Sometimes it’s as if a fine grey mist curls its way through my veins, seeping through my pores, smothering my joie de vivre with a seemingly impenetrable veil of fog. At times like these, it is hard to remember that I have happiness built in as standard. Infused with a pervasive grim gloom, it all feels too inaccessible somehow; unreachable. As illusory as the pot of gold at the end of the rainbow.
My overall mental climate of late has been inclement. Relentlessly overcast. There have been pockets of sunshine peeping through, spreading rays of delight, but mostly there has just been a festering brooding moodiness. In days gone by, this would have floored me; sent me on an indefatigable quest to find out why; had me rummaging through my toolbox of techniques to find the fix or had me flagellating myself with the whips of guilt, shame and blame.

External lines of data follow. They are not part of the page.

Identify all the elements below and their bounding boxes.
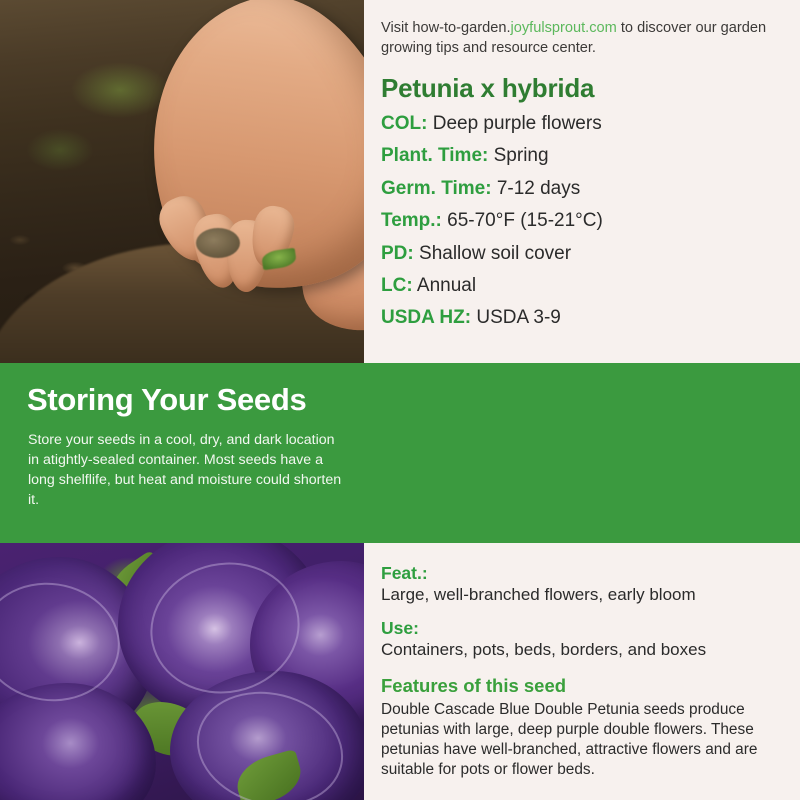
spec-value: Annual (417, 275, 476, 296)
details-panel: Feat.: Large, well-branched flowers, ear… (364, 543, 800, 800)
storing-body: Store your seeds in a cool, dry, and dar… (28, 430, 346, 511)
spec-label: COL: (381, 113, 427, 134)
seed-packet-infographic: Visit how-to-garden.joyfulsprout.com to … (0, 0, 800, 800)
spec-row: Plant. Time: Spring (381, 145, 793, 177)
storing-seeds-band: Storing Your Seeds Store your seeds in a… (0, 363, 800, 543)
spec-label: USDA HZ: (381, 307, 471, 328)
feat-value: Large, well-branched flowers, early bloo… (381, 584, 791, 605)
spec-label: Temp.: (381, 210, 442, 231)
spec-label: PD: (381, 243, 414, 264)
spec-value: Deep purple flowers (433, 113, 602, 134)
features-body: Double Cascade Blue Double Petunia seeds… (381, 700, 791, 780)
spec-label: LC: (381, 275, 413, 296)
features-heading: Features of this seed (381, 674, 791, 698)
visit-website-line: Visit how-to-garden.joyfulsprout.com to … (381, 19, 786, 59)
specifications-panel: Visit how-to-garden.joyfulsprout.com to … (364, 0, 800, 363)
spec-label: Plant. Time: (381, 145, 488, 166)
spec-value: Spring (494, 145, 549, 166)
storing-title: Storing Your Seeds (27, 382, 306, 418)
spec-list: COL: Deep purple flowers Plant. Time: Sp… (381, 113, 793, 340)
hands-sowing-seeds-photo (0, 0, 364, 363)
visit-prefix: Visit how-to-garden. (381, 20, 511, 36)
purple-petunia-photo (0, 543, 364, 800)
spec-row: USDA HZ: USDA 3-9 (381, 307, 793, 339)
seeds-in-hand (196, 228, 240, 258)
spec-value: Shallow soil cover (419, 243, 571, 264)
page-title: Petunia x hybrida (381, 73, 594, 104)
spec-row: PD: Shallow soil cover (381, 243, 793, 275)
spec-row: LC: Annual (381, 275, 793, 307)
spec-row: Germ. Time: 7-12 days (381, 178, 793, 210)
use-value: Containers, pots, beds, borders, and box… (381, 639, 791, 660)
brand-link[interactable]: joyfulsprout.com (511, 20, 617, 36)
feat-label: Feat.: (381, 563, 791, 584)
spec-value: 65-70°F (15-21°C) (447, 210, 603, 231)
spec-label: Germ. Time: (381, 178, 492, 199)
spec-value: 7-12 days (497, 178, 580, 199)
use-label: Use: (381, 618, 791, 639)
spec-value: USDA 3-9 (476, 307, 560, 328)
spec-row: COL: Deep purple flowers (381, 113, 793, 145)
spec-row: Temp.: 65-70°F (15-21°C) (381, 210, 793, 242)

At a seminar a few years back, I heard Dr Dicken Bettinger talk of being comfortable in our discomfort and of becoming un-reasonable. There is no reason, good or bad, for feeling the way that I do sometimes, other than the quality of my thinking in the moment has taken a dip. My internal barometer (feeling state) clearly indicates this. I could lay the blame on many things outside myself, but this would get me nowhere, other than further away from the freshness of spirit and peace of mind that I know is resting just a thought away.
There is comfort for me in knowing this. For knowing that the nature of our Being is well, but for our thinking in the moment which makes it seem otherwise. In my experience these moments last only as long as it takes for me to slow down and wake up (again!) to the truth of who we really are. I no longer feel compelled to do something about my mental weather, no matter how uncomfortable it feels, because I know that, at some point, it will change.
I rarely get ill, blessed as I am with the constitution of an ox, but at the beginning of the year I had that Ready Brek feeling; I was glowing. Shivering. Feverish. Eyes streaming. Nose stuffed up. Limbs aching. There was no doubt that I had caught some flu-like bug.
In the midst of it all, it was hard to remember exactly how a body brimming with health and vitality feels, just as, on returning from a beautiful-sun-filled-blue-sky-holiday, it is hard to remember how it feels to be wrapped in warmth when faced with bone-chilling dreary dampness.
Our bodies are designed to maintain optimal health by regulating our internal environment to achieve physiological balance (homeostasis). Why is it so hard to imagine that our psychological system would be any different? The truth is we are designed to self correct. When I leave well alone, weather the storm, so to speak, my mental health reveals itself again – no fix or answers needed.
So I no longer chase the rainbows of perpetual happiness because the rainbow itself is just a trick of the light, a personal perspective, an illusion – it is no real thing. But I am certain that my pot of happiness exists, always, in the river of gold that is the presence of Mind.
“Optimism is a spiritual quality and a guiding light that will lead you to your happiness. Pessimism, on the other hand, is a disease of the human thought system that leads the thinker into the darkness of despair.”